Utterance have I become altogether, and the brawling of a brook from high rocks: downward into the valleys will I hurl my speech.

And let the stream of my love sweep into unfrequented channels! How should a stream not finally find its way to the sea!

Forsooth, there is a lake in me, sequestered and self-sufficing; but the stream of my love beareth this along with it, down—to the sea!

New paths do I tread, a new speech cometh unto me; tired have I become— like all creators—of the old tongues. No longer will my spirit walk on worn-out soles.

Too slowly runneth all speaking for me:—into thy chariot, O storm, do I leap! And even thee will I whip with my spite!

Like a cry and an huzza will I traverse wide seas, till I find the Happy Isles where my friends sojourn;—

And mine enemies amongst them! How I now love every one unto whom I may but speak! Even mine enemies pertain to my bliss.

And when I want to mount my wildest horse, then doth my spear always help me up best: it is my foot’s ever ready servant:—

The spear which I hurl at mine enemies! How grateful am I to mine enemies that I may at last hurl it!

Too great hath been the tension of my cloud: ‘twixt laughters of lightnings will I cast hail-showers into the depths.

Violently will my breast then heave; violently will it blow its storm over the mountains: thus cometh its assuagement.

Verily, like a storm cometh my happiness, and my freedom! But mine enemies shall think that THE EVIL ONE roareth over their heads.

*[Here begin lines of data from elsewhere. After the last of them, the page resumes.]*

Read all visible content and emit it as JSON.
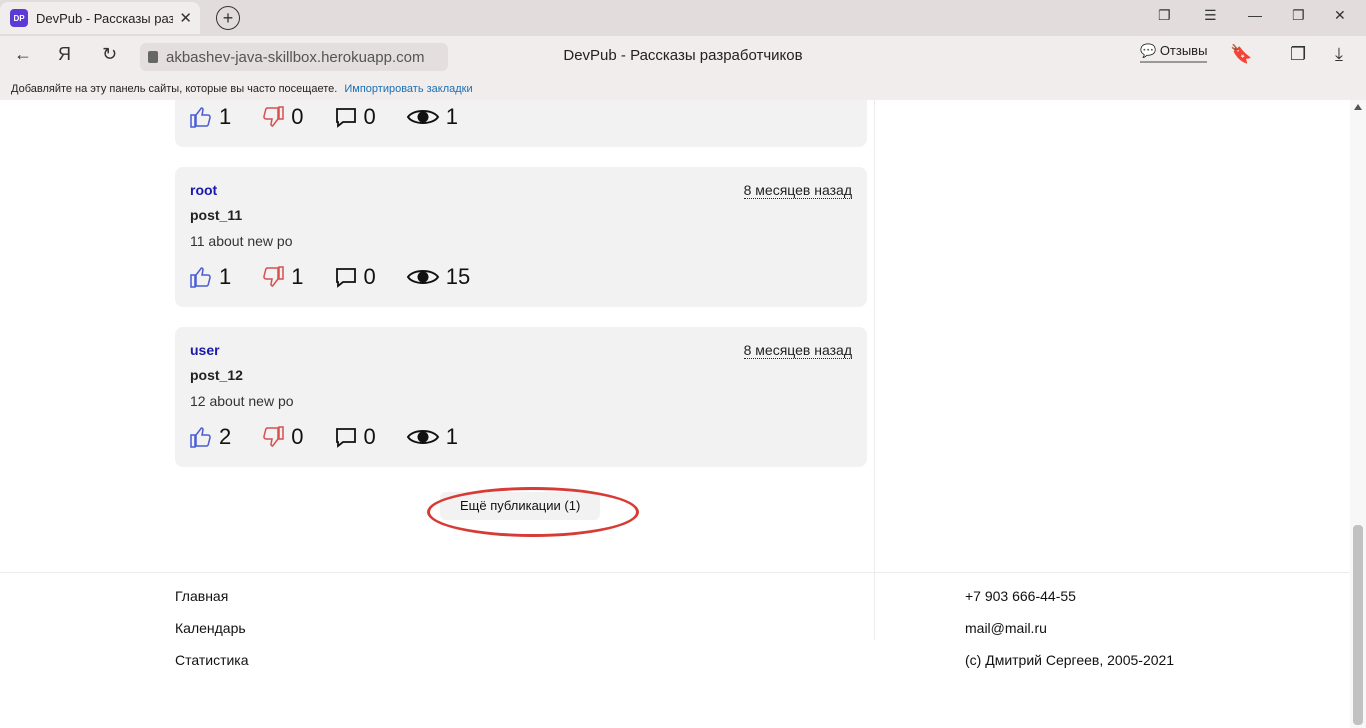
{
  "browser": {
    "tab_title": "DevPub - Рассказы разр",
    "favicon_text": "DP",
    "address": "akbashev-java-skillbox.herokuapp.com",
    "page_title": "DevPub - Рассказы разработчиков",
    "feedback_label": "Отзывы",
    "bookmarks_hint": "Добавляйте на эту панель сайты, которые вы часто посещаете.",
    "bookmarks_import": "Импортировать закладки"
  },
  "prev_card_stats": {
    "likes": "1",
    "dislikes": "0",
    "comments": "0",
    "views": "1"
  },
  "posts": [
    {
      "author": "root",
      "time": "8 месяцев назад",
      "title": "post_11",
      "excerpt": "11 about new po",
      "likes": "1",
      "dislikes": "1",
      "comments": "0",
      "views": "15"
    },
    {
      "author": "user",
      "time": "8 месяцев назад",
      "title": "post_12",
      "excerpt": "12 about new po",
      "likes": "2",
      "dislikes": "0",
      "comments": "0",
      "views": "1"
    }
  ],
  "more_button": "Ещё публикации (1)",
  "footer": {
    "links": [
      "Главная",
      "Календарь",
      "Статистика"
    ],
    "phone": "+7 903 666-44-55",
    "email": "mail@mail.ru",
    "copyright": "(c) Дмитрий Сергеев, 2005-2021"
  },
  "colors": {
    "author": "#1a1aaa",
    "like": "#4a5bd4",
    "dislike": "#d65050",
    "highlight": "#d63b35"
  }
}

Yea, ye also, my friends, will be alarmed by my wild wisdom; and perhaps ye will flee therefrom, along with mine enemies.

Ah, that I knew how to lure you back with shepherds’ flutes! Ah, that my lioness wisdom would learn to roar softly! And much have we already learned with one another!

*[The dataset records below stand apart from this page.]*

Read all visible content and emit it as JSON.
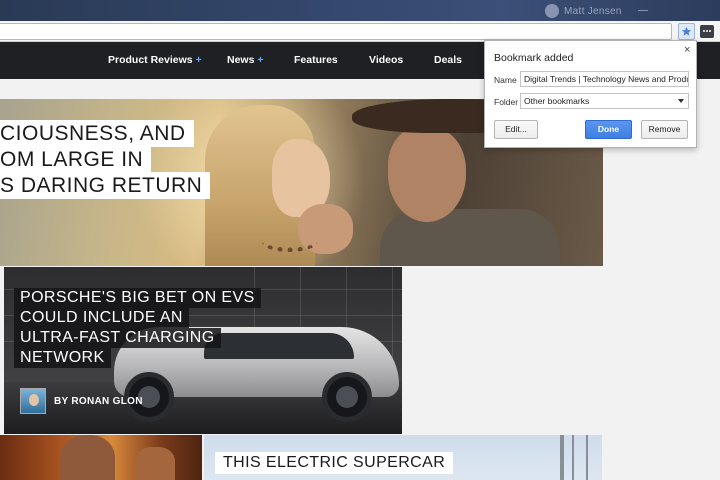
{
  "browser": {
    "profile_name": "Matt Jensen"
  },
  "nav": {
    "items": [
      {
        "label": "Product Reviews",
        "plus": "+"
      },
      {
        "label": "News",
        "plus": "+"
      },
      {
        "label": "Features"
      },
      {
        "label": "Videos"
      },
      {
        "label": "Deals"
      }
    ]
  },
  "hero": {
    "headline_lines": [
      "CIOUSNESS, AND",
      "OM LARGE IN",
      "S DARING RETURN"
    ]
  },
  "articles": {
    "porsche": {
      "title_lines": [
        "PORSCHE'S BIG BET ON EVS",
        "COULD INCLUDE AN",
        "ULTRA-FAST CHARGING",
        "NETWORK"
      ],
      "author": "BY RONAN GLON"
    },
    "ev_supercar": {
      "title": "THIS ELECTRIC SUPERCAR"
    }
  },
  "bookmark_popup": {
    "title": "Bookmark added",
    "close_glyph": "×",
    "name_label": "Name",
    "name_value": "Digital Trends | Technology News and Product",
    "folder_label": "Folder",
    "folder_value": "Other bookmarks",
    "edit_label": "Edit...",
    "done_label": "Done",
    "remove_label": "Remove"
  },
  "icons": {
    "bookmark_star": "star-icon",
    "menu": "menu-icon"
  },
  "colors": {
    "star_active": "#4a7fd4",
    "done_button": "#4a86e8",
    "nav_plus": "#5aa9ff",
    "site_nav_bg": "#1f2023"
  }
}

My wild wisdom became pregnant on the lonesome mountains; on the rough stones did she bear the youngest of her young.

Now runneth she foolishly in the arid wilderness, and seeketh and seeketh the soft sward—mine old, wild wisdom!

On the soft sward of your hearts, my friends!—on your love, would she fain couch her dearest one!—

Thus spake Zarathustra.





XXIV. IN THE HAPPY ISLES.

The figs fall from the trees, they are good and sweet; and in falling the red skins of them break. A north wind am I to ripe figs.

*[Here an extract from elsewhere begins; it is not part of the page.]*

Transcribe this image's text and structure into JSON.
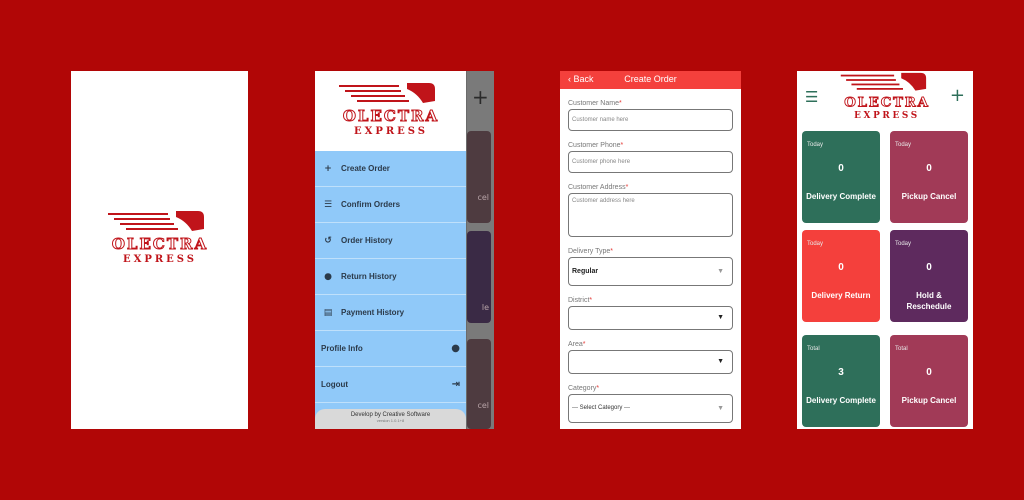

Thus, like figs, do these doctrines fall for you, my friends: imbibe now their juice and their sweet substance! It is autumn all around, and clear sky, and afternoon.

Lo, what fullness is around us! And out of the midst of superabundance, it is delightful to look out upon distant seas.

Once did people say God, when they looked out upon distant seas; now, however, have I taught you to say, Superman.

God is a conjecture: but I do not wish your conjecturing to reach beyond your creating will.

Could ye CREATE a God?—Then, I pray you, be silent about all Gods! But ye could well create the Superman.

Not perhaps ye yourselves, my brethren! But into fathers and forefathers of the Superman could ye transform yourselves: and let that be your best creating!—

God is a conjecture: but I should like your conjecturing restricted to the conceivable.

Could ye CONCEIVE a God?—But let this mean Will to Truth unto you, that everything be transformed into the humanly conceivable, the humanly visible, the humanly sensible! Your own discernment shall ye follow out to the end!

And what ye have called the world shall but be created by you: your reason, your likeness, your will, your love, shall it itself become! And verily, for your bliss, ye discerning ones!

And how would ye endure life without that hope, ye discerning ones? Neither in the inconceivable could ye have been born, nor in the irrational.

But that I may reveal my heart entirely unto you, my friends: IF there were gods, how could I endure it to be no God! THEREFORE there are no Gods.

Yea, I have drawn the conclusion; now, however, doth it draw me.—

God is a conjecture: but who could drink all the bitterness of this conjecture without dying? Shall his faith be taken from the creating one, and from the eagle his flights into eagle-heights?

God is a thought—it maketh all the straight crooked, and all that standeth reel. What? Time would be gone, and all the perishable would be but a lie?

To think this is giddiness and vertigo to human limbs, and even vomiting to the stomach: verily, the reeling sickness do I call it, to conjecture such a thing.